For this recipe, I needed a cooking surface that would fit inside the Big Green Egg Minimax. I used a Lodge baker’s skillet to cook this. Lodge make a great range of cast iron cookware, and this skillet is a perfect size. It’s also considerably less expensive (more than £20 at time of writing) than the Big Green Egg cast iron skillet.

In addition, you’ll need:

For the grid, I used a multi-purpose BBQ rack (pictured above) that fitted into the Minimax, so I used that. This supported the duck over the top of the mushrooms.

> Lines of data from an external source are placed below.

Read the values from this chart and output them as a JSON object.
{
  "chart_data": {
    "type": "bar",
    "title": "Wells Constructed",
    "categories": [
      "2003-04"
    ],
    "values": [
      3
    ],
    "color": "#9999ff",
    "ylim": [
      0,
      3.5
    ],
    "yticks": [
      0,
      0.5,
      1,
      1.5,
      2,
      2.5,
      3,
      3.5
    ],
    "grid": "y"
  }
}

Duck breasts searing in the cast iron pan

Checking that the skin is crisp before adding mushrooms

Duck breast cooking over mushrooms

Stirring the mushrooms partway through


The ingredients below are for two servings, cooked in a Minimax. This can be increased to more servings, a larger Egg would be required.

  • 2 duck breast
  • 2 tsp salt
  • 2 tsp baking powder
  • 300g mushrooms
  • 40g butter
  • Olive oil
  • Dizzy Pig Red-Eye Express (optional)


In this method, I dry-brined the duck breast skin for 24 hours in the fridge. You don’t have to do this, but it really does help get a crisp skin. Check out this blog post for more on this topic.

  1. Mix the salt and baking powder together. Sprinkle this over the duck breast skin. Place the duck breasts on a plate and put the plate into a refrigerator overnight.
  2. When ready to cook, light the charcoal in the Big Green Egg and let the charcoal start to glow. Put the platesetter in, place the cast iron skillet directly onto the platesetter and get the Egg to 180°C/350°F.
  3. Whilst the Egg is getting to temperature, chop the mushrooms into halves or quarters. If you have any, sprinkle over some Dizzy Pig Red-Eye Express, it’s great with mushrooms. Cube the butter.
  4. When the Egg is at temperature, pour a little olive oil into the surface of the hot cast iron skillet. Then carefully add in the duck breast, skin side down. Sear the breast for around 5 mins or until the skin has crisped up and rendered fat out into the skillet.
  5. With heat-resistant gloves, carefully remove the skillet from the Egg and set the duck breast aside. Place the stainless steel grid in the Egg, and put the skillet onto the grid.
  6. Decant the mushrooms into skillet and, using the spatula, ensure they are coated with rendered duck fat. Add in the butter in cubes and mix in with the mushrooms.
  7. Place the support grid on top of the cast iron pan and then place the duck breasts on the grid, skin side up. Close the Egg.
  8. Cook for around 20 mins. Halfway through, and using heat-resistant gloves, give the mushrooms a stir. Check that they aren’t done before the duck is too, if they are then remove them and set aside.

I did consider adding a cherry smoking chunk into the recipe, but to be honest it was great as it was. Also, I think that the cherry smoke wouldn’t have worked with the mushrooms.

Pan seared duck and mushrooms served with vegetables

Hints, Tips and Pictures

  1. If you’ve read to here you might be wondering why I mentioned a spirit level in the opening paragraph of this post. It’s vital that your Egg is level prior to cooking. If it isn’t, one side of the cast iron skillet could loose it’s fat and the mushrooms will probably burn on that side. A spirit level can be used to verify this. I used some cardboard under some of the feet of the Minimax to ensure that it was.